Life support decisions differ from an advance directive, which you may already have. An advance directive is only used if you are unable to tell your physician your treatment plan choices. Life support choices are ones you make with your physician and family while you still can.

What do you mean by "choices?"

The decision to have—or not have—specific treatments or procedures. There are a broad range of choices that can be made, from "everything" being done to preserve life, to rejecting all medical treatments entirely.

What specific treatments or procedures are emergency life support options for me?

Treatment choices vary depending on the situation. You may be asked to make choices for an emergency situation or for ongoing life sustaining care. A separate card outlining the five categories of "Level of Intensity of Care" (LOI) is available from your nurse, social worker or the patient representative.

Can I change my mind once a decision is made?

Yes, you always have the option and do not be afraid to speak up. It is your right to discuss your treatment choices with your physician. In fact, many people do have a "change of heart."

For example: You have always told your family physician "I never want one of those breathing tubes," but during hospitalization you start to develop difficulty breathing and realize you may want a breathing tube. Immediately tell your nurse or physician of your decision.

Medically, your condition may change and you may be faced with end of life decisions. After you and your physician have fully discussed these choices, the decision will be recorded in your chart. Please understand that you have the right to a complete and thorough explanation of these choices.

You also have the option to change your decision if you and your family feel it is necessary. We know that these are private and personal decisions, and we respect that privilege. Our staff is always available to answer your questions, support your decision and act as your patient advocate.

For additional information, please ask for the handout on "Level of Intensity of Care" from your nurse, social worker or patient representative. If you need more information on life support decisions, talk with your physician, nurse or social worker.

Important Terms

There are several terms that you may need to understand as you prepare an advance directive or make life support decisions. The definitions below should help you understand some of the forms of medical treatment for which you may be making choices.

Artificial Hydration (fluids)
Salt or sugar fluids given into a vein for someone who cannot drink.

Artificial Nutrition (feedings)
Liquid food given through a tube into the stomach or into a vein.

Brain Death
Complete stopping of all function of the brain that cannot be reversed. A brain-dead person is not in a coma, but is, in fact, dead.

Cardiopulmonary Resuscitation (CPR)
Chest massage and mouth-to-mouth breathing done to try and revive a person when the heartbeat and breathing stop.

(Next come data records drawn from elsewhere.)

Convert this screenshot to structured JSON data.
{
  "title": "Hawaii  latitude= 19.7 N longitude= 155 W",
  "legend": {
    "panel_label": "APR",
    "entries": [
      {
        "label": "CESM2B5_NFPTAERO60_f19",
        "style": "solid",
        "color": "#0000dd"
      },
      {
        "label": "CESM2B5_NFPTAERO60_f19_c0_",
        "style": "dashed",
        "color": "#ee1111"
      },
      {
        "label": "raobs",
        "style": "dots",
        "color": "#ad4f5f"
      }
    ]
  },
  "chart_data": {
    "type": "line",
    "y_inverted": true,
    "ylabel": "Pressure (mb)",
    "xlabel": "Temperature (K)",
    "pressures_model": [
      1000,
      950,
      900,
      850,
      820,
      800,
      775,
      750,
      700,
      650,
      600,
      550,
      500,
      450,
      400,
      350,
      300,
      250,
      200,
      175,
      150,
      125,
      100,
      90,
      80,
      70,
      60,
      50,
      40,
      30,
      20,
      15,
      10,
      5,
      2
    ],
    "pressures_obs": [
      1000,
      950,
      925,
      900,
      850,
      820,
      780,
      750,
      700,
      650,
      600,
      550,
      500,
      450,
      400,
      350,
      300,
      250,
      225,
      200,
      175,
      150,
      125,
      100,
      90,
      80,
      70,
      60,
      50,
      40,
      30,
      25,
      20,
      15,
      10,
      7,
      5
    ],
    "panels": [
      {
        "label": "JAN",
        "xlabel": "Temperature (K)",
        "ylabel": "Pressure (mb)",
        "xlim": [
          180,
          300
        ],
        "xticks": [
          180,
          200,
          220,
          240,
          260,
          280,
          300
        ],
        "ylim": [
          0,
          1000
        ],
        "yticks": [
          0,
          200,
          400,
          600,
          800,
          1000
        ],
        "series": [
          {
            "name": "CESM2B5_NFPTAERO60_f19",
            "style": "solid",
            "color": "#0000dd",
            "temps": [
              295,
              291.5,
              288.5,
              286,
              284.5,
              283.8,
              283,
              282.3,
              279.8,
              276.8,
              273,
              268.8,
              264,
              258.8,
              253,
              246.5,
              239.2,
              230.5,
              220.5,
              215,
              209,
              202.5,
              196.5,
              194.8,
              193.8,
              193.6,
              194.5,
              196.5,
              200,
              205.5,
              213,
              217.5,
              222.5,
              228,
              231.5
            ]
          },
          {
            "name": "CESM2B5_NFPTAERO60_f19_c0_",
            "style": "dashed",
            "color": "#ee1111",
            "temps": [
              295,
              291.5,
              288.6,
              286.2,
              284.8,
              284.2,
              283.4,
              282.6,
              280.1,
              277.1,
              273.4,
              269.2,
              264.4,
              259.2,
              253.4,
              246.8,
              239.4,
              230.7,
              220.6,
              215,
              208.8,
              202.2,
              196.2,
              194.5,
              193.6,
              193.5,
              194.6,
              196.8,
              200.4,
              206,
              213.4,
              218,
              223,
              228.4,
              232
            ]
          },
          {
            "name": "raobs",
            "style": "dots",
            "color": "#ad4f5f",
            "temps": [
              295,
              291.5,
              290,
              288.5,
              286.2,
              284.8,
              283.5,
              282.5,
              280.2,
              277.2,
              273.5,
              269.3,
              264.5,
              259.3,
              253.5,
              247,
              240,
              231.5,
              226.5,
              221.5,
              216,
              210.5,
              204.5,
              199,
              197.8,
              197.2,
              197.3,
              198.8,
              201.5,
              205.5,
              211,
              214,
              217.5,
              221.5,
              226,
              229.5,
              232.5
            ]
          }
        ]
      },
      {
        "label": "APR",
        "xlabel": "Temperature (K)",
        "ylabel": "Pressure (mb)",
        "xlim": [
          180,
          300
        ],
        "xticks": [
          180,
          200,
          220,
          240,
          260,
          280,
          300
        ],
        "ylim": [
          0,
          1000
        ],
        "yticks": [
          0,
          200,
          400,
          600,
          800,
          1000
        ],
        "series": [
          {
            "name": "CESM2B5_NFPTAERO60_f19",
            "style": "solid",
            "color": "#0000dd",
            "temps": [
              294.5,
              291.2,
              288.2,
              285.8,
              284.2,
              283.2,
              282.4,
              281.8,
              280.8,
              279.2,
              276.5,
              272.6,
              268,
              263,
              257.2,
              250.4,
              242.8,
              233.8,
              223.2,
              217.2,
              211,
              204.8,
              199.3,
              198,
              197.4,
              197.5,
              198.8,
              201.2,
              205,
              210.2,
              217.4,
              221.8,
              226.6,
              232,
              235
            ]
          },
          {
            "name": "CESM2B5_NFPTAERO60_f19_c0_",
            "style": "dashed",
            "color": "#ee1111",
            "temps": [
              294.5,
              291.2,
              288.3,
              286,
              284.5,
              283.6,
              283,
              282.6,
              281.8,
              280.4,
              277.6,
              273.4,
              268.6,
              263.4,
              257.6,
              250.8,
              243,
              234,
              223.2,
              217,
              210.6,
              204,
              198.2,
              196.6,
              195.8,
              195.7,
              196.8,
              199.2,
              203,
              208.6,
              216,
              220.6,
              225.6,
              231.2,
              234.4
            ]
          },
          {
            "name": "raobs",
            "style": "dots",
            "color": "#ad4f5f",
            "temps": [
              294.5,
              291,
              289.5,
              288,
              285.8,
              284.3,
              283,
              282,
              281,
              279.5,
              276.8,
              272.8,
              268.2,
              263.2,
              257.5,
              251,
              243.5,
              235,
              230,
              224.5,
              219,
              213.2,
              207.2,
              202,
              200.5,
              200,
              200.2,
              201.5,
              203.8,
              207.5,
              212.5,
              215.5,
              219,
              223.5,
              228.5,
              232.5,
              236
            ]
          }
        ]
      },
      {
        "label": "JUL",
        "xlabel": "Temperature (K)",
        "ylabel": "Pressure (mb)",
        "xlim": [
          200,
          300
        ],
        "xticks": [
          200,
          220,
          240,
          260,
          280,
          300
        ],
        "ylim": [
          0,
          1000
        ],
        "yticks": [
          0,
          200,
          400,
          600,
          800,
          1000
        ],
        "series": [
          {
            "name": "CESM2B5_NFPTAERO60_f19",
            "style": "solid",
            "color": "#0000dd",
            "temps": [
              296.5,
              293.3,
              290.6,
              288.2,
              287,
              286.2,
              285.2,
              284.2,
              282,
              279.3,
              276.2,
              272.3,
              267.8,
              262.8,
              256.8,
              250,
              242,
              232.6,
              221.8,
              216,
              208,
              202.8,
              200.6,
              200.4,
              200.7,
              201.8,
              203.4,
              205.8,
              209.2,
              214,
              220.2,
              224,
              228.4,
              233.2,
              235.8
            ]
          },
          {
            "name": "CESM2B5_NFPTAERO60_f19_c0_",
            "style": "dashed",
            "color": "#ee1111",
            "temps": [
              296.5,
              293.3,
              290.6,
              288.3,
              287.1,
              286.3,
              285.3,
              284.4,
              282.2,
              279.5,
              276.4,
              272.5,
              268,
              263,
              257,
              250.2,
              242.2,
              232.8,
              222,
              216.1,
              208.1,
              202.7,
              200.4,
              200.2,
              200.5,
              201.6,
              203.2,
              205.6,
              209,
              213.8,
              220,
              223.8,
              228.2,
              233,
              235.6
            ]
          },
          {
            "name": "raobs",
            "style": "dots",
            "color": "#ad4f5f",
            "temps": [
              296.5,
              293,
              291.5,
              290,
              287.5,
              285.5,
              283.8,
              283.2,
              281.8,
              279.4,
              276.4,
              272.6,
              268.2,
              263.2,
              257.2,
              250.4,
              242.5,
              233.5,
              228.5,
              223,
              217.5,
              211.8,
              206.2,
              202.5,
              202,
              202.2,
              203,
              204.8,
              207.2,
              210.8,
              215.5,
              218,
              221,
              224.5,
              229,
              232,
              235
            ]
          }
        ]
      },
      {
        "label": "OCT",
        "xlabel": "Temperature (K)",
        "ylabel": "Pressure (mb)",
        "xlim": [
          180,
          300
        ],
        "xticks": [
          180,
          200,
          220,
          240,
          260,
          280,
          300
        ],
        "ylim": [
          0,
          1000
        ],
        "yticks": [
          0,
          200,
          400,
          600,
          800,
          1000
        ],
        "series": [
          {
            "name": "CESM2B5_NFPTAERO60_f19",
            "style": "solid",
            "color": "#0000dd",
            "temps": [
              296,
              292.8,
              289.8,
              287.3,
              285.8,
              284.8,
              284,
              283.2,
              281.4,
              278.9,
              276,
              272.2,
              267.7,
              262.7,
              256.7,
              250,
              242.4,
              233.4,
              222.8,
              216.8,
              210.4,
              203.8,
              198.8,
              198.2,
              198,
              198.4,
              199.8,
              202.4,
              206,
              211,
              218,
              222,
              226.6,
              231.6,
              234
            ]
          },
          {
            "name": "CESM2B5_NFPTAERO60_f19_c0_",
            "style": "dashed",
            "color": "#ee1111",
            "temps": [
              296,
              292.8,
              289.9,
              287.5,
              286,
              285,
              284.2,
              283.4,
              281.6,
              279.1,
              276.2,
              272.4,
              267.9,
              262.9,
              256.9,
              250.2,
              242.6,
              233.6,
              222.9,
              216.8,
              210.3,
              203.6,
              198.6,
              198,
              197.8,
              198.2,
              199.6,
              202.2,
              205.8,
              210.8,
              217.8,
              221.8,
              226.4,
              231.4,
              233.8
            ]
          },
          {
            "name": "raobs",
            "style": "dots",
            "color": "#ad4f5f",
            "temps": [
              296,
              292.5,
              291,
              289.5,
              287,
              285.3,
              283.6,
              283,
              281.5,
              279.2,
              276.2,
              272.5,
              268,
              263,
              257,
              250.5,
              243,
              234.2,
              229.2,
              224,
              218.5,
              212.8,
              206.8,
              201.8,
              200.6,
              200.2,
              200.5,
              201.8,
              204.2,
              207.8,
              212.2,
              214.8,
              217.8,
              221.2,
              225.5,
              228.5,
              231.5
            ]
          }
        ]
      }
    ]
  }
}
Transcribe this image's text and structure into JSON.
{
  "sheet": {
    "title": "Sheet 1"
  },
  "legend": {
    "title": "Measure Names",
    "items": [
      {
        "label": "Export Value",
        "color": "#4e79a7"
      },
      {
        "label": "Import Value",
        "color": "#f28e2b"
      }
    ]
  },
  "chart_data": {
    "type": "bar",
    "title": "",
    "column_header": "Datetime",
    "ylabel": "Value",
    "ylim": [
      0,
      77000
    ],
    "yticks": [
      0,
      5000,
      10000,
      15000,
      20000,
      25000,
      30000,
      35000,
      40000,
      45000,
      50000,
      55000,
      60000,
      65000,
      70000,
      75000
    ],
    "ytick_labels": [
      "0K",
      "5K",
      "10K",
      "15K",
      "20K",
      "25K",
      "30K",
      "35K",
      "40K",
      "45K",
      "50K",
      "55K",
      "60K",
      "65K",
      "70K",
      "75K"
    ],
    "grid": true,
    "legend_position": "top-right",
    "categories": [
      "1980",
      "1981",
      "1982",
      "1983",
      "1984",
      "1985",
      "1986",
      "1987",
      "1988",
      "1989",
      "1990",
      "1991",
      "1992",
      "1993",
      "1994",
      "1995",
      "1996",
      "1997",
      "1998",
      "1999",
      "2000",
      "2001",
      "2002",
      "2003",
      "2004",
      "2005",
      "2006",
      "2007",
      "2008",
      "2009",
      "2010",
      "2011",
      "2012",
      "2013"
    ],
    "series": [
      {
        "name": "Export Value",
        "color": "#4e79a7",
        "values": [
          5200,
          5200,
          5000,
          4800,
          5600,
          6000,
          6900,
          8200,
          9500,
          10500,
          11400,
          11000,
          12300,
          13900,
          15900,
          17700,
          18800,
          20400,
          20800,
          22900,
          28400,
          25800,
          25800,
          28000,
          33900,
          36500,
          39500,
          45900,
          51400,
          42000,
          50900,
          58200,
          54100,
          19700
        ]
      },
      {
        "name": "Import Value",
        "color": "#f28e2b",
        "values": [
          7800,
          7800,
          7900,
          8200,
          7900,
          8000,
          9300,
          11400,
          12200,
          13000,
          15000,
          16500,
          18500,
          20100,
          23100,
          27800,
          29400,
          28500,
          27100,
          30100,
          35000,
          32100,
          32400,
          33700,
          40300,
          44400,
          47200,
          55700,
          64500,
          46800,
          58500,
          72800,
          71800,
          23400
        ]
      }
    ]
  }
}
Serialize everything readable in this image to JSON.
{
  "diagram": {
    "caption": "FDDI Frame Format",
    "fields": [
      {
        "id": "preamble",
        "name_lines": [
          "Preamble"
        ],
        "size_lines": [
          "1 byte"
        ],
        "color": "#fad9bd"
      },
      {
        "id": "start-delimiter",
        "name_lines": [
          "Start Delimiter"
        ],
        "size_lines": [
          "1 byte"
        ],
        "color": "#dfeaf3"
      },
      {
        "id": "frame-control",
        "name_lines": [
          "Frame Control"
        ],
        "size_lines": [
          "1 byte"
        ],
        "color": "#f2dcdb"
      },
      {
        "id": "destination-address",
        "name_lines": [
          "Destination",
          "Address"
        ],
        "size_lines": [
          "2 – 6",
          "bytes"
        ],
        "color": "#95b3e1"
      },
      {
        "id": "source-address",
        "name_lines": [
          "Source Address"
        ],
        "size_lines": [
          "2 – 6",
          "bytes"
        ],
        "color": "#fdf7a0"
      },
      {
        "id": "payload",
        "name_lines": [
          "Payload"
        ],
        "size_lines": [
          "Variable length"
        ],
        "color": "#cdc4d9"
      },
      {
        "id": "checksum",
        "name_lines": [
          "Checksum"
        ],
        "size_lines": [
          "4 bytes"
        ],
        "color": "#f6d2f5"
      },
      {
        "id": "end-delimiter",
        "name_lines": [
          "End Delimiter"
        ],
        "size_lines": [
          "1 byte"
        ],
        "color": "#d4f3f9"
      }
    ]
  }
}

Defibrillation or Cardioversion
Electrical shock to the heart to return it to a normal heartbeat.

Endotracheal or "Breathing" Tube
A tube placed in the lungs which can be attached to a ventilator.

Kidney Dialysis
A machine connected to your body for a number of hours at a time. It does the work of the kidneys when they cannot work on their own.

The lack of sufficient capacity for a person to make or communicate decisions concerning himself.

Level of Intensity (LOI)
Treatment choices vary depending on the situation. There are five levels, or categories of intensity, based on each situation ranging from doing everything to nothing in order to save a person's life.

IV (intravenous) drugs used to help the blood pressure or restore a regular heartbeat; or antibiotics for infection.

Organ/Tissue Donation
A life-saving procedure by which vital organs such as kidneys, livers, hearts, lungs and the pancreas are surgically recovered from one individual and transplanted into another. Some tissues that can be donated include bone, skin, corneas, blood vessels and heart valves.

Permanently Unconscious
A condition in which a patient is determined to be in a state of total loss of consciousness which cannot be reversed.

The appointment of another person to act on your behalf.

Ventilator (respirator or "breathing machine")
A machine that breathes for you or helps you breathe.